Later, when he was taken aboard a hospital ship, he found out just how close he actually had come to dying.

"They took a series of X-rays and told me the bullet had come within centimeters of hitting my aorta."

Daniels was transferred to an Army hospital in Japan and eventually back to the United States. At a Navy hospital on Long Island, he received months of respiratory therapy to improve his breathing capacity.

Two months after he was discharged from the service in June 1970, he put his medical experiences to work and was hired at the former Millard Fillmore Hospital in Gates Circle. In time, he advanced to working as a technician operating a heart and lung machine.

And while his battlefield experiences had prepared him well for his work inside a modern American operating room, Daniels said he was sometimes amazed at how the surgeons went about their work repairing the heart and its arteries.

It might seem logical to conclude that he would spend his entire career working in a hospital. But the realities of life took Daniels in a different direction.

"I passed a civil service test for the Post Office and got a job that pretty much paid twice as much for sorting mail," he said.

The money came in handy. He and his wife, the former Carol Breisch, were raising two daughters, Amy and Wendy, who are now grown  and have families of their own.

Daniels says that he occasionally reflects on his time in Vietnam.

"I have post-traumatic stress. It hits me at the strangest times.  I think about things. I remember this girl. She was about 13 years old and lying on the side of a road. She was unconscious.
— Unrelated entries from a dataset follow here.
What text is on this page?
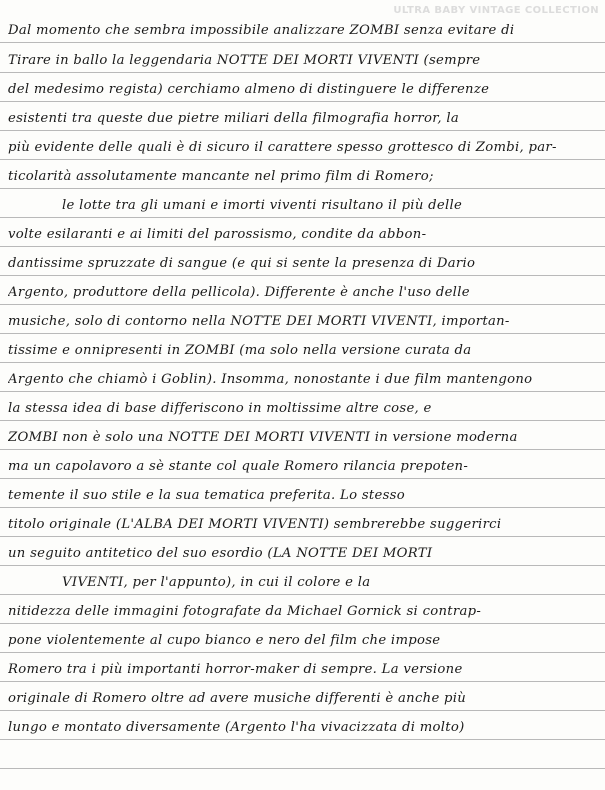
ULTRA BABY VINTAGE COLLECTION
Dal momento che sembra impossibile analizzare ZOMBI senza evitare di
Tirare in ballo la leggendaria NOTTE DEI MORTI VIVENTI (sempre
del medesimo regista) cerchiamo almeno di distinguere le differenze
esistenti tra queste due pietre miliari della filmografia horror, la
più evidente delle quali è di sicuro il carattere spesso grottesco di Zombi, par-
ticolarità assolutamente mancante nel primo film di Romero;
le lotte tra gli umani e imorti viventi risultano il più delle
volte esilaranti e ai limiti del parossismo, condite da abbon-
dantissime spruzzate di sangue (e qui si sente la presenza di Dario
Argento, produttore della pellicola). Differente è anche l'uso delle
musiche, solo di contorno nella NOTTE DEI MORTI VIVENTI, importan-
tissime e onnipresenti in ZOMBI (ma solo nella versione curata da
Argento che chiamò i Goblin). Insomma, nonostante i due film mantengono
la stessa idea di base differiscono in moltissime altre cose, e
ZOMBI non è solo una NOTTE DEI MORTI VIVENTI in versione moderna
ma un capolavoro a sè stante col quale Romero rilancia prepoten-
temente il suo stile e la sua tematica preferita. Lo stesso
titolo originale (L'ALBA DEI MORTI VIVENTI) sembrerebbe suggerirci
un seguito antitetico del suo esordio (LA NOTTE DEI MORTI
VIVENTI, per l'appunto), in cui il colore e la
nitidezza delle immagini fotografate da Michael Gornick si contrap-
pone violentemente al cupo bianco e nero del film che impose
Romero tra i più importanti horror-maker di sempre. La versione
originale di Romero oltre ad avere musiche differenti è anche più
lungo e montato diversamente (Argento l'ha vivacizzata di molto)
"I checked for broken bones and I could not find any. But when we went to lift her up and put her on a stretcher, my hand sank into her back and a pool of blood."

The girl and her mother were placed on a helicopter gunship.

Daniels says he is certain that by the time the helicopter arrived at the hospital, the girl was dead.

Such war memories are anything but pleasant.

Yet, when he thinks about the Marines he served with, he says he is certain that "there were no better bunch of guys."